BamHash icon indicating copy to clipboard operation
BamHash copied to clipboard

Add support for interleaved FASTQ files

Open BrunoGrandePhD opened this issue 10 years ago • 4 comments

Thanks for developing this! This will certainly allow us to confidently delete original data files by first verifying data integrity.

I do have a feature request: it would be useful to have support for interleaved FASTQ files (where read pairs are consecutive in the file; compatible with BWA MEM).

Also, perhaps once this is implemented (if you choose to do so), could you create a new release with all the commits since v1.0? Thanks.

BrunoGrandePhD avatar Oct 14 '15 04:10 BrunoGrandePhD

I just took a look at this and it shouldn't be too much work. This would only apply for FASTQ files and not the FASTA.

After this I'll tag a new release as well.

pmelsted avatar Nov 10 '15 21:11 pmelsted

The interleaved branch has the ability to work with interleaved reads. I've also added the checks to the test directory and it works.

@brunogrande: I would appreciate it if you could try this on your data, just so that I'm sure it works in the wild. Then I can tag a new release.

pmelsted avatar Nov 11 '15 14:11 pmelsted

@pmelsted: We have tested the interleaved branch on our interleaved FASTQ files and the hash sums check out (see below).

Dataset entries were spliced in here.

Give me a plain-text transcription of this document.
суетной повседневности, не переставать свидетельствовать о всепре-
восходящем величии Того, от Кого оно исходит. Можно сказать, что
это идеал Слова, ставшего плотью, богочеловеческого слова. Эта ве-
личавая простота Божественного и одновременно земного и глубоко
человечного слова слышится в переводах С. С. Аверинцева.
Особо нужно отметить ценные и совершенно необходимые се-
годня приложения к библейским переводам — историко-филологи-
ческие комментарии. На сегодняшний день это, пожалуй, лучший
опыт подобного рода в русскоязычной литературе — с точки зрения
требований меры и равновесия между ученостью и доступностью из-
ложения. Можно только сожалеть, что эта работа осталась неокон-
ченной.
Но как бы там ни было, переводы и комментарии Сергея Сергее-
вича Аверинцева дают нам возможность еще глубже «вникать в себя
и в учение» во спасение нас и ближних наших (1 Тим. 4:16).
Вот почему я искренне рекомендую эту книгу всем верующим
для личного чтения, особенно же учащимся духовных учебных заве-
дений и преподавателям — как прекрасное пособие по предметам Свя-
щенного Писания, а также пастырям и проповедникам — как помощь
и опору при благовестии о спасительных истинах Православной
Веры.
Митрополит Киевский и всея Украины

One thing though: I'm supposing that the associated number with each hash sum is the number of reads or read pairs. I would expect these to be the same.

BAM:
93f3169cad3f0047        98551238

FASTQ (after BAM-to-FASTQ conversion):
93f3169cad3f0047        49275619

BrunoGrandePhD avatar Nov 17 '15 00:11 BrunoGrandePhD

Also, thanks for this, Pall!

BrunoGrandePhD avatar Nov 17 '15 00:11 BrunoGrandePhD